The new version add this method to Delay class:

delayForSemaphore: aSemaphore 
	^AccessProtect critical: 
			[ActiveDelay isNil 
				ifTrue: [nil]
				ifFalse: 
					[ActiveDelay delaySemaphore == aSemaphore 
						ifTrue: [ActiveDelay]
						ifFalse: 
							[SuspendedDelays detect: [:each | each delaySemaphore == aSemaphore]
								ifNone: [nil]]]]

The idea is to look amongst the active delays registered with the system, and find the one (if any) that hosts a given semaphore. Delays that are in progress are in either the ActiveDelay or in SuspendedDelays. Then we can add unDelay to Delay:

unDelay
	delayInProgress ifFalse: [^self].
	AccessProtect critical: 
			[ActiveDelay == self 
				ifTrue: [TimingSemaphore signal]
				ifFalse: 
					[SuspendedDelays remove: self.
					delayInProgress := false.
					delaySemaphore signal]]

If our delay is the ActiveDelay (this means is it the soonest scheduled to expire), we just kick the TimingSemaphore now. Said semaphore had been armed to be kicked by the VM when the delay time expired, but we're not interested in waiting, so we kick it prematurely. The downstream result of that signal, will make sure everything is managed correctly, even though it triggered "early". If it is scheduled to happen later than the soonest, we take the other branch. Remove it from SuspendedDelays (all waiting delays other than the soonest), mark it as not in progress, and then trigger the delay's semaphore.
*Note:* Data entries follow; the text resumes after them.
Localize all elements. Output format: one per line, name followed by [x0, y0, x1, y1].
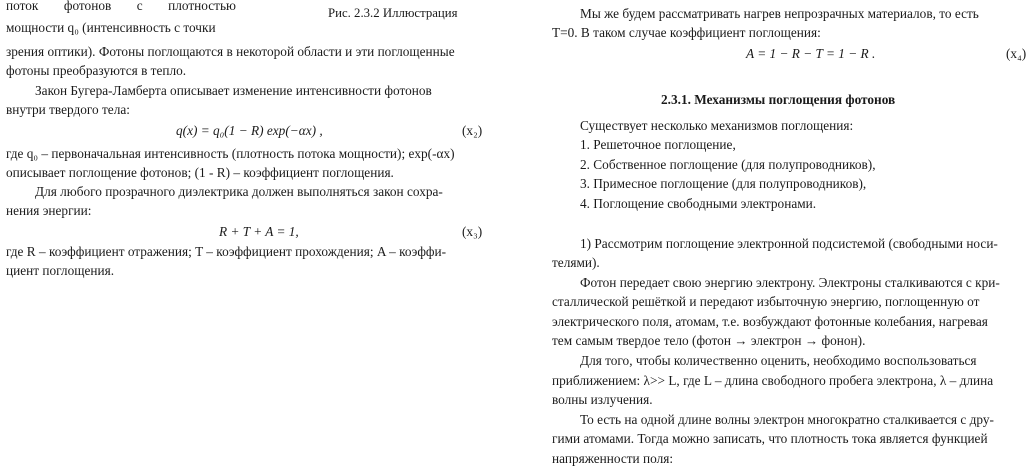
left-p2-line-1: Закон Бугера-Ламберта описывает изменение интенсивности фотонов [35, 83, 432, 98]
right-p5-line-3: напряженности поля: [552, 451, 674, 466]
equation-number-x3: (x₃) [462, 224, 483, 239]
equation-x3: R + T + A = 1, [219, 224, 299, 239]
right-p4-line-1: Для того, чтобы количественно оценить, необходимо воспользоваться [580, 353, 977, 368]
right-p3-line-3: электрического поля, атомам, т.е. возбуждают фотонные колебания, нагревая [552, 314, 988, 329]
left-p3-line-2: описывает поглощение фотонов; (1 - R) – коэффициент поглощения. [6, 165, 394, 180]
right-p2-line-1: 1) Рассмотрим поглощение электронной подсистемой (свободными носи- [580, 236, 998, 251]
left-p2-line-2: внутри твердого тела: [6, 102, 130, 117]
right-p4-line-2: приближением: λ>> L, где L – длина свободного пробега электрона, λ – длина [552, 373, 994, 388]
figure-caption: Рис. 2.3.2 Иллюстрация [328, 6, 458, 20]
word: поток [6, 0, 39, 13]
word: с [136, 0, 143, 13]
left-p1-line-2: фотоны преобразуются в тепло. [6, 63, 187, 78]
left-p5-line-1: где R – коэффициент отражения; T – коэффициент прохождения; A – коэффи- [6, 244, 447, 259]
list-item: 1. Решеточное поглощение, [580, 137, 736, 152]
left-top-line-2: мощности q₀ (интенсивность с точки [6, 20, 216, 35]
right-p2-line-2: телями). [552, 255, 600, 270]
right-p5-line-1: То есть на одной длине волны электрон многократно сталкивается с дру- [580, 412, 994, 427]
equation-number-x2: (x₂) [462, 123, 483, 138]
word: плотностью [168, 0, 236, 13]
right-p3-line-1: Фотон передает свою энергию электрону. Электроны сталкиваются с кри- [580, 275, 1000, 290]
right-intro: Существует несколько механизмов поглощения: [580, 118, 854, 133]
equation-x4: A = 1 − R − T = 1 − R . [746, 46, 876, 61]
left-p4-line-2: нения энергии: [6, 203, 92, 218]
list-item: 3. Примесное поглощение (для полупроводников), [580, 176, 867, 191]
right-p5-line-2: гими атомами. Тогда можно записать, что плотность тока является функцией [552, 431, 988, 446]
equation-x2: q(x) = q₀(1 − R) exp(−αx) , [176, 123, 323, 138]
right-p1-line-1: Мы же будем рассматривать нагрев непрозрачных материалов, то есть [580, 6, 979, 21]
left-top-line-1 [6, 0, 236, 15]
left-p5-line-2: циент поглощения. [6, 263, 115, 278]
right-p4-line-3: волны излучения. [552, 392, 653, 407]
section-heading: 2.3.1. Механизмы поглощения фотонов [661, 92, 896, 107]
right-p1-line-2: T=0. В таком случае коэффициент поглощения: [552, 25, 821, 40]
right-p3-line-4: тем самым твердое тело (фотон → электрон → фонон). [552, 333, 866, 348]
left-p4-line-1: Для любого прозрачного диэлектрика должен выполняться закон сохра- [35, 184, 443, 199]
list-item: 2. Собственное поглощение (для полупроводников), [580, 157, 876, 172]
list-item: 4. Поглощение свободными электронами. [580, 196, 817, 211]
equation-number-x4: (x₄) [1006, 46, 1027, 61]
word: фотонов [63, 0, 112, 13]
right-p3-line-2: сталлической решёткой и передают избыточную энергию, поглощенную от [552, 294, 980, 309]
left-p1-line-1: зрения оптики). Фотоны поглощаются в некоторой области и эти поглощенные [6, 44, 455, 59]
left-p3-line-1: где q₀ – первоначальная интенсивность (плотность потока мощности); exp(-αx) [6, 146, 455, 161]
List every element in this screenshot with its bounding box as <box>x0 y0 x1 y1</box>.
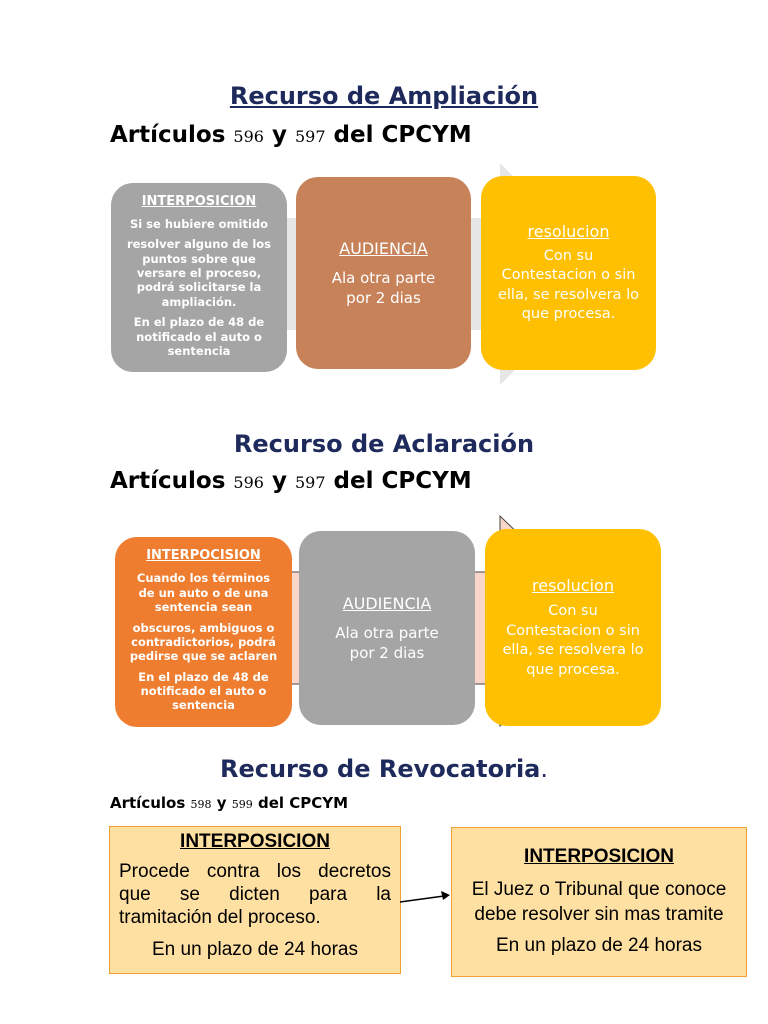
section2-title: Recurso de Aclaración <box>233 430 535 458</box>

This is the semaphore the Delay uses when you send wait to the delay. The important part actually, is that delayInProgress := false. My first attempt at making this work with the IO timeouts, continued to deal with the semaphore directly. The problem is that in the readWithWaitWait: code, after it gets past the semaphore, it checks the status of the delay and infers where the singal came from. Since I was just mucking with the semaphore directly, it incorrectly assumed it was an IO signal, not a timeout. This is what drove hunting down the containing Delay of a blocking semaphore and getting it to do the unblocking. The final piece, is to rewrite the original Process unDelay code as such:

unDelay
	suspendedContext ifNotNil: 
			[:sc | 
			sc receiver class == Semaphore 
				ifTrue: 
					[| delay |
					delay := Delay delayForSemaphore: sc receiver.
					delay == nil ifFalse: [delay unDelay]]]

With this in place, we can unDelay a process at any time, whether it be "normal" delay code, or that which uses IOAccessor timeouts, or any other similar mechanism. In fact, a handy helper to make tests run "faster" if we aren't really interested in waiting for delays is something along the lines:

smashThroughDelaysWhile: aBlock 
	| done thisProcess |
	done := false.
	thisProcess := Processor activeProcess.
	
	[[done] whileFalse: 
			[(Delay forSeconds: 0.1) wait.
			thisProcess unDelay]] 
			forkAt: thisProcess priority - 1.